By Sarah Newman
The University of Ottawa has reached a tentative deal with its part-time instructors, just barely avoiding a strike.
The walkout was expected to begin Tuesday, Oct. 31, but the deal was struck on Oct. 30.
Strike negotiations went right to the wire after four full days of tense talks between the university and the school’s Association of Part-Time Professors. According to the Fulcrum, the school’s student newspaper, part-time contract instructors had already begun moving into their strike headquarters on Metcalfe Street.
The union had familiar complaints. Part-time professors, which union spokesperson Shawn Philip Hunsdale has said make up more than half of uOttawa’s teachers, took issue with low pay, job insecurity, and poor benefits plans.
The University of Ottawa’s contract instructors earn $7,800 for each course they teach. Professors have what is considered a full course-load at four courses a year, which can mean a pre-tax salary of just $31,000 a year. According to the Ottawa Citizen, the university initially offered a 1.5-per-cent pay increase, while the professors asked for six per cent — a three-per-cent raise plus a three-per-cent inflation catch-up.
The details of the University of Ottawa’s new contract agreement have not yet been made public.
Thanks to the last-minute negotiations, University of Ottawa students just narrowly avoided having to deal with the same academic complications facing students at Ontario’s 24 public colleges.
In Ottawa, Algonquin College and La Cité Collégiale students are currently in their third week of cancelled classes, as both full-time professors and contract instructors are on strike. Many students are worrying not only about having to repeat courses, but also about having to foot the bill for them.
Nearly 120,000 students have already signed a Change.org petition asking Ontario’s colleges to refund students for every hour of lost learning time.

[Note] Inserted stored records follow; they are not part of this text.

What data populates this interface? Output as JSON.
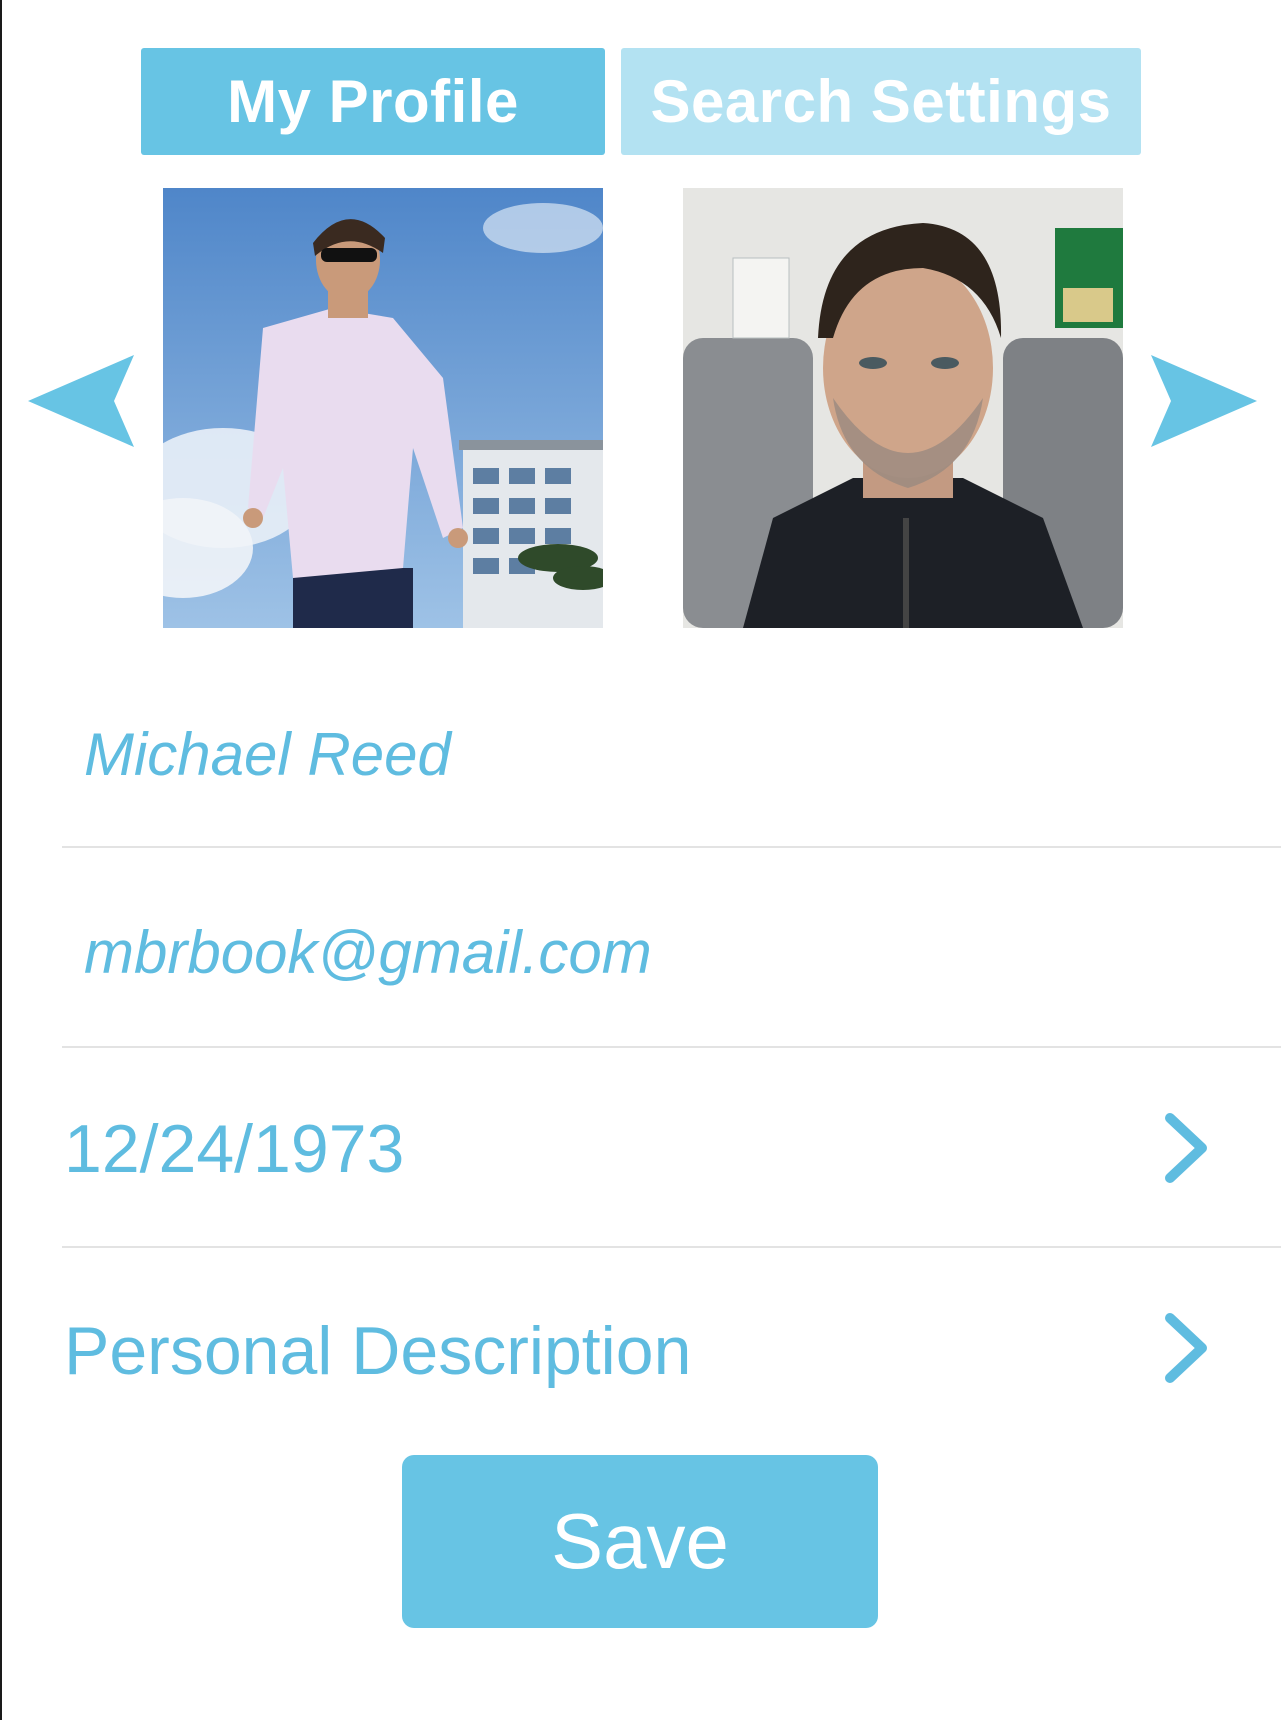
{
  "tabs": {
    "my_profile": "My Profile",
    "search_settings": "Search Settings"
  },
  "carousel": {
    "photos": [
      {
        "icon": "profile-photo-beach"
      },
      {
        "icon": "profile-photo-selfie"
      }
    ],
    "prev_icon": "triangle-left-icon",
    "next_icon": "triangle-right-icon"
  },
  "profile": {
    "name": "Michael Reed",
    "email": "mbrbook@gmail.com",
    "birthdate": "12/24/1973",
    "description_label": "Personal Description"
  },
  "actions": {
    "save_label": "Save"
  },
  "colors": {
    "accent": "#67c4e4",
    "accent_light": "#b3e2f2",
    "text_accent": "#5fbce0",
    "divider": "#e3e3e3"
  }
}
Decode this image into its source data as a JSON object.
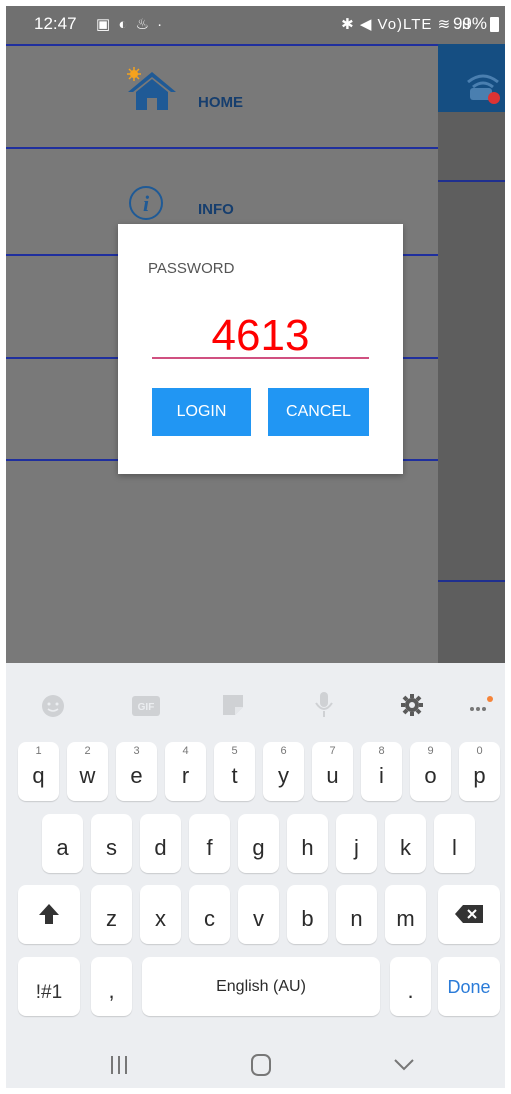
{
  "status_bar": {
    "time": "12:47",
    "notifications": "▣ ◐ ♨ ·",
    "indicators": "✱ ◀ Vo)LTE ≋ .ıl",
    "battery": "99%"
  },
  "drawer": {
    "items": [
      {
        "label": "HOME",
        "icon": "home-icon"
      },
      {
        "label": "INFO",
        "icon": "info-icon"
      }
    ]
  },
  "dialog": {
    "label": "PASSWORD",
    "value": "4613",
    "login": "LOGIN",
    "cancel": "CANCEL"
  },
  "keyboard": {
    "toolbar": [
      "emoji-icon",
      "gif-icon",
      "sticker-icon",
      "mic-icon",
      "settings-icon",
      "more-icon"
    ],
    "row1": [
      {
        "k": "q",
        "h": "1"
      },
      {
        "k": "w",
        "h": "2"
      },
      {
        "k": "e",
        "h": "3"
      },
      {
        "k": "r",
        "h": "4"
      },
      {
        "k": "t",
        "h": "5"
      },
      {
        "k": "y",
        "h": "6"
      },
      {
        "k": "u",
        "h": "7"
      },
      {
        "k": "i",
        "h": "8"
      },
      {
        "k": "o",
        "h": "9"
      },
      {
        "k": "p",
        "h": "0"
      }
    ],
    "row2": [
      "a",
      "s",
      "d",
      "f",
      "g",
      "h",
      "j",
      "k",
      "l"
    ],
    "row3": [
      "z",
      "x",
      "c",
      "v",
      "b",
      "n",
      "m"
    ],
    "symbols": "!#1",
    "comma": ",",
    "space": "English (AU)",
    "period": ".",
    "done": "Done"
  }
}
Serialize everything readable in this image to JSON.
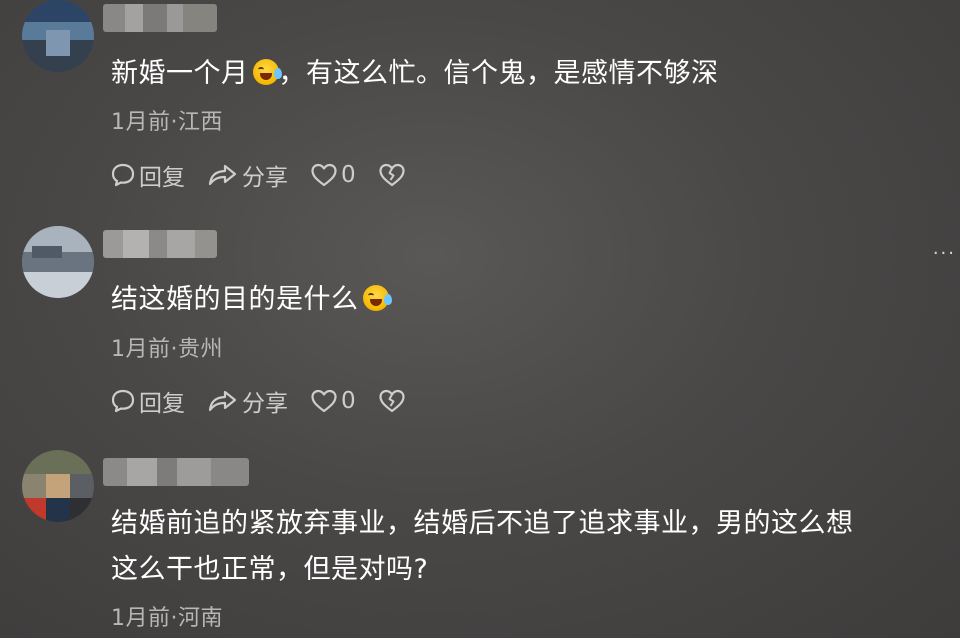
{
  "comments": [
    {
      "text": "新婚一个月",
      "text_after_emoji": "，有这么忙。信个鬼，是感情不够深",
      "meta": "1月前·江西",
      "reply_label": "回复",
      "share_label": "分享",
      "like_count": "0"
    },
    {
      "text": "结这婚的目的是什么",
      "meta": "1月前·贵州",
      "reply_label": "回复",
      "share_label": "分享",
      "like_count": "0"
    },
    {
      "text_line1": "结婚前追的紧放弃事业，结婚后不追了追求事业，男的这么想",
      "text_line2": "这么干也正常，但是对吗?",
      "meta": "1月前·河南"
    }
  ],
  "more_label": "···",
  "icons": {
    "reply": "comment-bubble-icon",
    "share": "share-arrow-icon",
    "like": "heart-icon",
    "dislike": "broken-heart-icon",
    "emoji": "crying-laughing-emoji-icon",
    "more": "more-dots-icon"
  },
  "colors": {
    "background": "#4a4847",
    "text": "#ffffff",
    "meta": "#b9b7b4",
    "action": "#cfcdca",
    "emoji": "#f5b800"
  }
}
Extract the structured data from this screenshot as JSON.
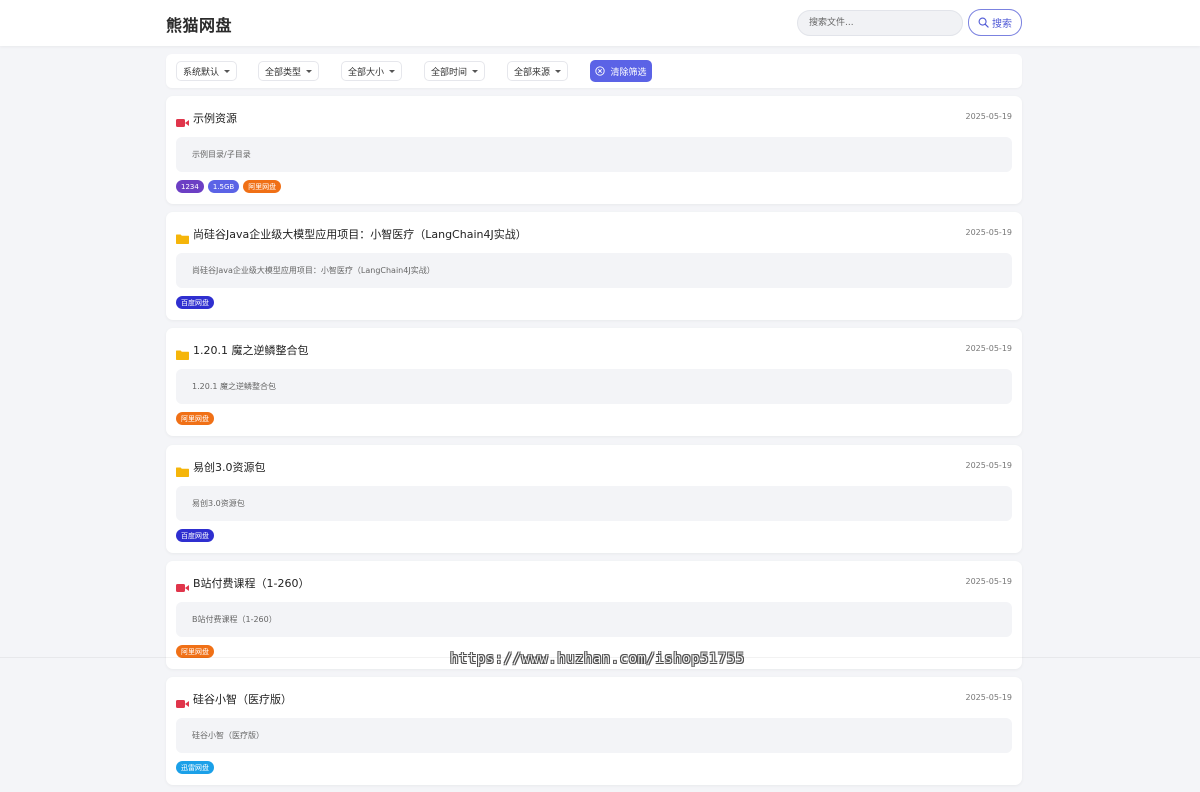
{
  "header": {
    "brand": "熊猫网盘",
    "search_placeholder": "搜索文件...",
    "search_button": "搜索"
  },
  "filters": {
    "items": [
      {
        "label": "系统默认"
      },
      {
        "label": "全部类型"
      },
      {
        "label": "全部大小"
      },
      {
        "label": "全部时间"
      },
      {
        "label": "全部来源"
      }
    ],
    "clear_label": "清除筛选"
  },
  "colors": {
    "accent": "#5b63e6",
    "video_icon": "#e0354b",
    "folder_icon": "#f5b50a",
    "tag_count": "#6c3fc4",
    "tag_size": "#5b63e6",
    "tag_aliyun": "#f07016",
    "tag_baidu": "#2f2fd0",
    "tag_xunlei": "#1ba0e8"
  },
  "cards": [
    {
      "icon": "video-icon",
      "title": "示例资源",
      "date": "2025-05-19",
      "path": "示例目录/子目录",
      "tags": [
        {
          "label": "1234",
          "color": "#6c3fc4"
        },
        {
          "label": "1.5GB",
          "color": "#5b63e6"
        },
        {
          "label": "阿里网盘",
          "color": "#f07016"
        }
      ]
    },
    {
      "icon": "folder-icon",
      "title": "尚硅谷Java企业级大模型应用项目：小智医疗（LangChain4J实战）",
      "date": "2025-05-19",
      "path": "尚硅谷Java企业级大模型应用项目：小智医疗（LangChain4J实战）",
      "tags": [
        {
          "label": "百度网盘",
          "color": "#2f2fd0"
        }
      ]
    },
    {
      "icon": "folder-icon",
      "title": "1.20.1 魔之逆鳞整合包",
      "date": "2025-05-19",
      "path": "1.20.1 魔之逆鳞整合包",
      "tags": [
        {
          "label": "阿里网盘",
          "color": "#f07016"
        }
      ]
    },
    {
      "icon": "folder-icon",
      "title": "易创3.0资源包",
      "date": "2025-05-19",
      "path": "易创3.0资源包",
      "tags": [
        {
          "label": "百度网盘",
          "color": "#2f2fd0"
        }
      ]
    },
    {
      "icon": "video-icon",
      "title": "B站付费课程（1-260）",
      "date": "2025-05-19",
      "path": "B站付费课程（1-260）",
      "tags": [
        {
          "label": "阿里网盘",
          "color": "#f07016"
        }
      ]
    },
    {
      "icon": "video-icon",
      "title": "硅谷小智（医疗版）",
      "date": "2025-05-19",
      "path": "硅谷小智（医疗版）",
      "tags": [
        {
          "label": "迅雷网盘",
          "color": "#1ba0e8"
        }
      ]
    }
  ],
  "watermark": "https://www.huzhan.com/ishop51755"
}
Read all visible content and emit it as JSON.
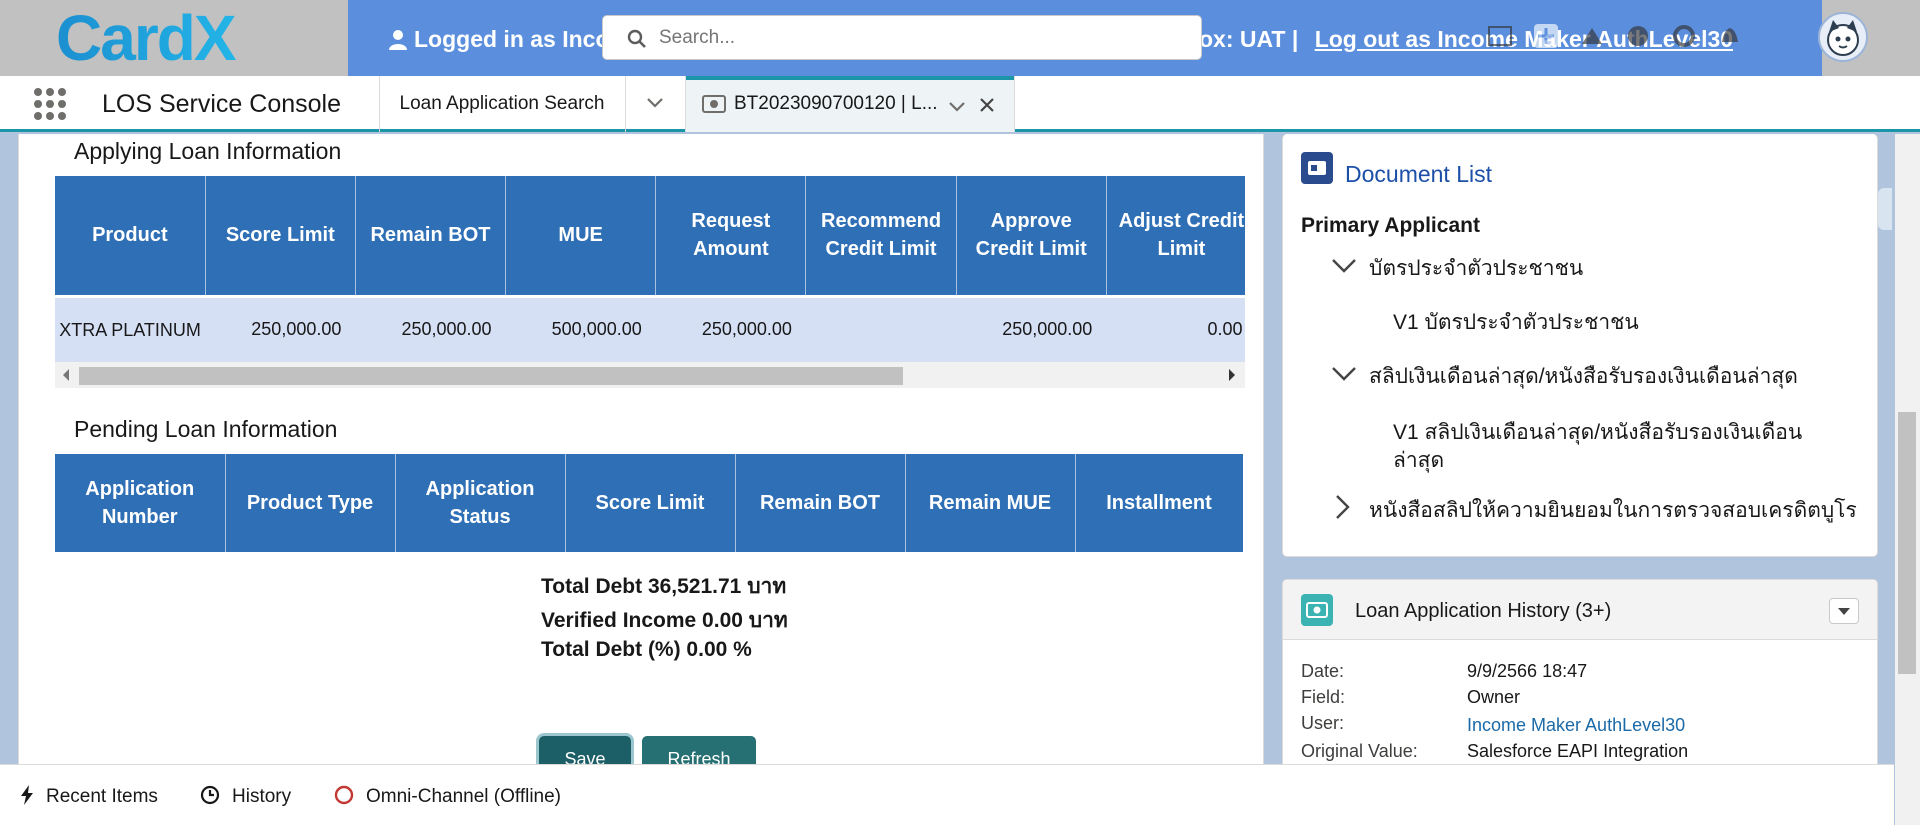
{
  "banner": {
    "logo_text": "CardX",
    "logged_in_text": "Logged in as Inco",
    "sandbox_text": "| Sandbox: UAT |",
    "logout_text": "Log out as Income Maker AuthLevel30",
    "search_placeholder": "Search..."
  },
  "nav": {
    "app_name": "LOS Service Console",
    "tab_search_label": "Loan Application Search",
    "active_tab_label": "BT2023090700120 | L..."
  },
  "applying": {
    "title": "Applying Loan Information",
    "headers": [
      "Product",
      "Score Limit",
      "Remain BOT",
      "MUE",
      "Request Amount",
      "Recommend Credit Limit",
      "Approve Credit Limit",
      "Adjust Credit Limit"
    ],
    "rows": [
      [
        "XTRA PLATINUM",
        "250,000.00",
        "250,000.00",
        "500,000.00",
        "250,000.00",
        "",
        "250,000.00",
        "0.00"
      ]
    ]
  },
  "pending": {
    "title": "Pending Loan Information",
    "headers": [
      "Application Number",
      "Product Type",
      "Application Status",
      "Score Limit",
      "Remain BOT",
      "Remain MUE",
      "Installment"
    ]
  },
  "totals": {
    "total_debt": "Total Debt 36,521.71 บาท",
    "verified_income": "Verified Income 0.00 บาท",
    "total_debt_pct": "Total Debt (%) 0.00 %"
  },
  "buttons": {
    "save": "Save",
    "refresh": "Refresh"
  },
  "document_list": {
    "title": "Document List",
    "primary_label": "Primary Applicant",
    "items": [
      {
        "label": "บัตรประจำตัวประชาชน",
        "expanded": true
      },
      {
        "label": "V1 บัตรประจำตัวประชาชน"
      },
      {
        "label": "สลิปเงินเดือนล่าสุด/หนังสือรับรองเงินเดือนล่าสุด",
        "expanded": true
      },
      {
        "label": "V1 สลิปเงินเดือนล่าสุด/หนังสือรับรองเงินเดือน",
        "label2": "ล่าสุด"
      },
      {
        "label": "หนังสือสลิปให้ความยินยอมในการตรวจสอบเครดิตบูโร",
        "expanded": false
      }
    ]
  },
  "history": {
    "title": "Loan Application History (3+)",
    "date_label": "Date:",
    "date_value": "9/9/2566 18:47",
    "field_label": "Field:",
    "field_value": "Owner",
    "user_label": "User:",
    "user_value": "Income Maker AuthLevel30",
    "orig_label": "Original Value:",
    "orig_value": "Salesforce EAPI Integration"
  },
  "utility": {
    "recent_items": "Recent Items",
    "history": "History",
    "omni_channel": "Omni-Channel (Offline)"
  },
  "colors": {
    "banner": "#5b8fdd",
    "table_header": "#2f6fb5",
    "row_bg": "#d6e0f5",
    "accent": "#1b96a8",
    "button": "#266f72"
  }
}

The petitioners are asking the schools to refund full-time students $30 for every day the strike drags on.
Last year, Carleton University had an even closer call with a strike than the University of Ottawa did this year. But after a single hour of picketing, the university reached a deal with CUPE 4600, the union representing contract instructors and teaching assistants. The deal was brokered at 6:15 a.m. on the strike day, in a mad dash to avoid disrupting the week’s first 8:30 a.m. classes and the commuter rush.